Administrator of Christmas Island
- In office 25 February 1990 – 2 May 1991
- Preceded by: Don Taylor
- Succeeded by: Michael Grimes

Personal details
- Born: 21 May 1928 Fremantle, Western Australia, Australia
- Died: 2 May 1991 (aged 62)

= William Albany McKenzie =

William Albany "Bill" McKenzie AO (21 May 1928 – 2 May 1991) was an Australian local government politician and public servant from Western Australia. He served as Mayor of Fremantle from 1972 to 1984, head of the Western Australian Planning Commission from 1985 to 1989, and Administrator of Christmas Island (an Australian external territory) from 1990 until his death.

McKenzie was born in Fremantle, and was raised in a house on South Street, Beaconsfield. He suffered from polio as a child, and carried his left arm in a sling for the rest of his life. McKenzie trained as a pharmacist, and eventually acquired his own business in Fremantle. He was elected to the Fremantle City Council in 1965, and in 1972 replaced Sir Frederick Samson as mayor. McKenzie continued Samson's emphasis on heritage protection during his term in office.

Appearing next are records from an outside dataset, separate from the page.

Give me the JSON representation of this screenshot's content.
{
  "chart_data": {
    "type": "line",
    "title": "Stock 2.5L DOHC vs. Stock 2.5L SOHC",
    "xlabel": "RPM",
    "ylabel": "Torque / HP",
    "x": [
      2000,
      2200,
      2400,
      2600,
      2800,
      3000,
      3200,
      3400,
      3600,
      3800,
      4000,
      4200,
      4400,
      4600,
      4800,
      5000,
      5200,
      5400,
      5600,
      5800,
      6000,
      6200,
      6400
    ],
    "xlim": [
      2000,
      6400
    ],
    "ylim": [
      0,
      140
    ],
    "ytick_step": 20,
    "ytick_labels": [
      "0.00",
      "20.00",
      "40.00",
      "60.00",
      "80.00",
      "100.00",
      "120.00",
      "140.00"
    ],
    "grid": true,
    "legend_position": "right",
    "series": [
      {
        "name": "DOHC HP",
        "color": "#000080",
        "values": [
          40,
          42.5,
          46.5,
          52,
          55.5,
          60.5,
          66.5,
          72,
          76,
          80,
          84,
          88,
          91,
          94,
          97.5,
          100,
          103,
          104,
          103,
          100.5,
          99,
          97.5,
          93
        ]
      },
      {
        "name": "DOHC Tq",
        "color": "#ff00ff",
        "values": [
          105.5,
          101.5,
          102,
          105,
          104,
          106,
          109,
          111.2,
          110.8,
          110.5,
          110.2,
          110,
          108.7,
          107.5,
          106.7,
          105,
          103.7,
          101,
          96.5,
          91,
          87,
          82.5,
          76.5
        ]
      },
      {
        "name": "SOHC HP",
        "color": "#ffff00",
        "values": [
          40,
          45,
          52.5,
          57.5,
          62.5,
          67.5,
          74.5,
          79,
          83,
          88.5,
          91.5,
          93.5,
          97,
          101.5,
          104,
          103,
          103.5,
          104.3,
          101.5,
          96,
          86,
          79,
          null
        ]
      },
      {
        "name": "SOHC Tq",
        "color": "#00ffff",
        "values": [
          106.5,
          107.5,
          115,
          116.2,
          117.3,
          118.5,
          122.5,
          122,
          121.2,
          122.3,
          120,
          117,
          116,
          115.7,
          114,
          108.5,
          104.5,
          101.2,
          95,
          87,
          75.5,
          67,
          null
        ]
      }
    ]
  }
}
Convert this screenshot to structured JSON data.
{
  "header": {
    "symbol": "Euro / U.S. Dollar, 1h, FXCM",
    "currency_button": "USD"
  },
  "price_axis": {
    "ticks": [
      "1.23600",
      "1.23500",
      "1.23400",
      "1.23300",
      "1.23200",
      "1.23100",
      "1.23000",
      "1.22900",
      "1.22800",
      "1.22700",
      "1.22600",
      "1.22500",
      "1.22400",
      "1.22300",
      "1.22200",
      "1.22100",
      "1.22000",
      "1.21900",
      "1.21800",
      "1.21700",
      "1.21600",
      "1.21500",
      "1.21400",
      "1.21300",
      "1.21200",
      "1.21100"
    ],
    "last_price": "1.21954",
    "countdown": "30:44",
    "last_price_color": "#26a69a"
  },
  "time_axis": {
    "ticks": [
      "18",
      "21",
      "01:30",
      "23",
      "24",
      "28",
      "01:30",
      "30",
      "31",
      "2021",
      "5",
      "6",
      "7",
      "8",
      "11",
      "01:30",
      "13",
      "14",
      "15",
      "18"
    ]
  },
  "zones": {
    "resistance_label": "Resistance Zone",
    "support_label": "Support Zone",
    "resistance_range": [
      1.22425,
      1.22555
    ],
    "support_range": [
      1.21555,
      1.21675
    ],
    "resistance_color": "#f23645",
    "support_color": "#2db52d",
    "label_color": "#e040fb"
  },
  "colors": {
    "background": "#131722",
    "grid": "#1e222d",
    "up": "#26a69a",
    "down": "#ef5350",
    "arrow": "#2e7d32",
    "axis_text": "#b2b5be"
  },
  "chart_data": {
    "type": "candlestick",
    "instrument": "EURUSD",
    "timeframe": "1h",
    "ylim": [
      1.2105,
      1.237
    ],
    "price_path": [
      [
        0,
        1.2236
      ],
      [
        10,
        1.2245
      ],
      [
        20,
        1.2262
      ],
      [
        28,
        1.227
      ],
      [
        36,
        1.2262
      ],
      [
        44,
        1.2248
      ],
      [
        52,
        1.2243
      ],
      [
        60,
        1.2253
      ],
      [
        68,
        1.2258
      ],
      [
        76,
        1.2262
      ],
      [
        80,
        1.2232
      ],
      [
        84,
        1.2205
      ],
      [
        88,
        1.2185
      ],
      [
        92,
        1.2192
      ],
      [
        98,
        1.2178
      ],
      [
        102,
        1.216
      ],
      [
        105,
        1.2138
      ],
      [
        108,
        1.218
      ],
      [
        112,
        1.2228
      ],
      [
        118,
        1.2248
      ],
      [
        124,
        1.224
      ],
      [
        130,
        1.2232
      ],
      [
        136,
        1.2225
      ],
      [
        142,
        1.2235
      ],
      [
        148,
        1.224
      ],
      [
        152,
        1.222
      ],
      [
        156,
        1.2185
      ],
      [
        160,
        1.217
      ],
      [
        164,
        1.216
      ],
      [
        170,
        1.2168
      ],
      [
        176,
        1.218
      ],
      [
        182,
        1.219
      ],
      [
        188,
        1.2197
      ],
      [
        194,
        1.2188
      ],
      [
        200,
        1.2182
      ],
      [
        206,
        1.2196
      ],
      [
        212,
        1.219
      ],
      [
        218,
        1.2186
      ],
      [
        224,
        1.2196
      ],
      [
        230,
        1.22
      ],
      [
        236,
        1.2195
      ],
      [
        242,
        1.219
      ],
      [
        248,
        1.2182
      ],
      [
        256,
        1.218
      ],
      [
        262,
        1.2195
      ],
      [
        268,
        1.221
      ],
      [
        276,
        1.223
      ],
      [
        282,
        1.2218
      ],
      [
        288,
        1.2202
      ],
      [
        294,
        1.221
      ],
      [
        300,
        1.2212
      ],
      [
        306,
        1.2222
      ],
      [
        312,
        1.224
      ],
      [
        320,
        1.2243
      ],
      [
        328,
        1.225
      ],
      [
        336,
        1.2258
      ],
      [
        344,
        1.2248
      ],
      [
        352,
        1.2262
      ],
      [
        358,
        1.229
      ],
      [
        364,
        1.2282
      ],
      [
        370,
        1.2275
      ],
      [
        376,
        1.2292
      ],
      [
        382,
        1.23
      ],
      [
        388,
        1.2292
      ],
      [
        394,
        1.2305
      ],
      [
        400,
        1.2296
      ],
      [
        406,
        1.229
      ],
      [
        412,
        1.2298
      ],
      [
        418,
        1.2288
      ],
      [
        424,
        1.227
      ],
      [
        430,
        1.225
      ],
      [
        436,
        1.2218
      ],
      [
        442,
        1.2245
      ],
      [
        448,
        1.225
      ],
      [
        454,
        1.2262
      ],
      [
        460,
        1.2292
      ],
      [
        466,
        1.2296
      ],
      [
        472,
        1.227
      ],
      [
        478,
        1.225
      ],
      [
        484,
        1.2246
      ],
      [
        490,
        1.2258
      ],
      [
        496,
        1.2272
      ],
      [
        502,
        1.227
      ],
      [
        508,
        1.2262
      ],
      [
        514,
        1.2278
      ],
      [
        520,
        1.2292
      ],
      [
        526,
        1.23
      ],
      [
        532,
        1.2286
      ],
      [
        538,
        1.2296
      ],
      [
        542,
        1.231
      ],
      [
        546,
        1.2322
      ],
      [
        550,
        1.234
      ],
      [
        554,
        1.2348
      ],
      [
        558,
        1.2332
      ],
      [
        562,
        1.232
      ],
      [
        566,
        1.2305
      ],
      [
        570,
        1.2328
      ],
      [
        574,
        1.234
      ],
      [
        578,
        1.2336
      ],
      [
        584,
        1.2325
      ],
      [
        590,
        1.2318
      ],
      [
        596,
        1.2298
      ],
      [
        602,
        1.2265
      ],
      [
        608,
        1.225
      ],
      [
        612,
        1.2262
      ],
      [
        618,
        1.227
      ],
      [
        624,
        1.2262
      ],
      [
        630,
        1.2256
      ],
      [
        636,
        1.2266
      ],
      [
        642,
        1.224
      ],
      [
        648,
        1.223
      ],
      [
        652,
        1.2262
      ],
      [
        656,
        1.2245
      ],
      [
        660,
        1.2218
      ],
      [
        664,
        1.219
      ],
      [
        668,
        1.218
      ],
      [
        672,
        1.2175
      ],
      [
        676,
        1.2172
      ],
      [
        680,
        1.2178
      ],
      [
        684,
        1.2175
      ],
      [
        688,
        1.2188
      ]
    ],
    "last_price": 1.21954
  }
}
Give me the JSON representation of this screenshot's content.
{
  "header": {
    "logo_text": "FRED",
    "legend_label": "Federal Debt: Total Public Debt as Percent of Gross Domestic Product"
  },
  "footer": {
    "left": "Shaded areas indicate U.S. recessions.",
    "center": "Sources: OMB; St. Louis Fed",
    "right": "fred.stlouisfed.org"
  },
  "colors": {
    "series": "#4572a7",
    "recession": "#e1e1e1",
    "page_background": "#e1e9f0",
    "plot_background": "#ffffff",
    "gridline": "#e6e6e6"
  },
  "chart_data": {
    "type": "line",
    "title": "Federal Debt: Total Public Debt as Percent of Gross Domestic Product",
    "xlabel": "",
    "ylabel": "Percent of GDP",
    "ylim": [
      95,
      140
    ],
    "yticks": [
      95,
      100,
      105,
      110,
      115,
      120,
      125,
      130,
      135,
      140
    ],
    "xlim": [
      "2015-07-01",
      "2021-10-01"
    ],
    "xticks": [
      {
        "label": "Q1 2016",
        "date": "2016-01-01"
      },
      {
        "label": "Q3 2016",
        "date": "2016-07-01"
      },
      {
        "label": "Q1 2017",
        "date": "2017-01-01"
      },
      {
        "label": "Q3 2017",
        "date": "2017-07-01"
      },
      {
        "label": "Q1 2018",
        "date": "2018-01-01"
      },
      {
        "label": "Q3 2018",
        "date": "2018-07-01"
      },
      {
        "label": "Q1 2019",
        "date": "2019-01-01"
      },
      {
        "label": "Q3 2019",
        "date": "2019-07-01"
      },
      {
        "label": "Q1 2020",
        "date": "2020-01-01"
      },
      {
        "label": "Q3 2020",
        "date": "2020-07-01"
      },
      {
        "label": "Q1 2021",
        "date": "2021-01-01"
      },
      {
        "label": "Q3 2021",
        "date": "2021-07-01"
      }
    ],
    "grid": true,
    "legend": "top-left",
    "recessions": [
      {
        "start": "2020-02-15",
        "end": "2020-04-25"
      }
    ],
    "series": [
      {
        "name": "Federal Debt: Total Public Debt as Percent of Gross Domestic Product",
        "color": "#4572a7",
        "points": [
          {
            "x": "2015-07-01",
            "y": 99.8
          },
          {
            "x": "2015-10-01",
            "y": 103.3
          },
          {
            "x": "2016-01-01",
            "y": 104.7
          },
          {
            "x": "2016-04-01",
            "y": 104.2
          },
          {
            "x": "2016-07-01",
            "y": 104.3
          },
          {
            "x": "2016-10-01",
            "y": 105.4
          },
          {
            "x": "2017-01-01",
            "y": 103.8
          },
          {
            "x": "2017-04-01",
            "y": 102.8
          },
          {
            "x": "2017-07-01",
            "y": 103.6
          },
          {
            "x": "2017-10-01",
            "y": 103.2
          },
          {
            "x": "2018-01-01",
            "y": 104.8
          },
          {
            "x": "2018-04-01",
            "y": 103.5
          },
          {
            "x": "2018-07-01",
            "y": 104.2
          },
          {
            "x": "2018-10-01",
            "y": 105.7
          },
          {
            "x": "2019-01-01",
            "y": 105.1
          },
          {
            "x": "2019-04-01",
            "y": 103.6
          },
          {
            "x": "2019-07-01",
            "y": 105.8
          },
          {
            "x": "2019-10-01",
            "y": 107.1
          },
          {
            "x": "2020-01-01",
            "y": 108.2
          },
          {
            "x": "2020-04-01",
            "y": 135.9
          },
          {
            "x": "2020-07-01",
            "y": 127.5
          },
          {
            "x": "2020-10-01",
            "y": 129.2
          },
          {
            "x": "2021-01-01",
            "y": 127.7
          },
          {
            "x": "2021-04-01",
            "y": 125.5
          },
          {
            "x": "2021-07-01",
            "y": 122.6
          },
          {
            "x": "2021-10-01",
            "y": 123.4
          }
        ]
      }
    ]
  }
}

He had control of the Round House (Western Australia's oldest building) passed from the Fremantle Port Authority to the City of Fremantle, and also had the West End listed on Register of the National Estate.

McKenzie was made an Officer of the Order of Australia (AO) in the 1983 Australia Day Honours, for "service to local government and to the community". After finishing his term as mayor in 1984, he was appointed chairman of the Metropolitan Region Planning Authority (MRPA). The following year, the MRPA and several other bodies were merged to create the State Planning Commission, of which McKenzie was also appointed chairman. After finishing his three-year term, he took up an appointment as Administrator of Christmas Island, one of Australia's territories in the Indian Ocean. He succeeded Don Taylor in the position in February 1990. McKenzie died in May 1991, aged 62.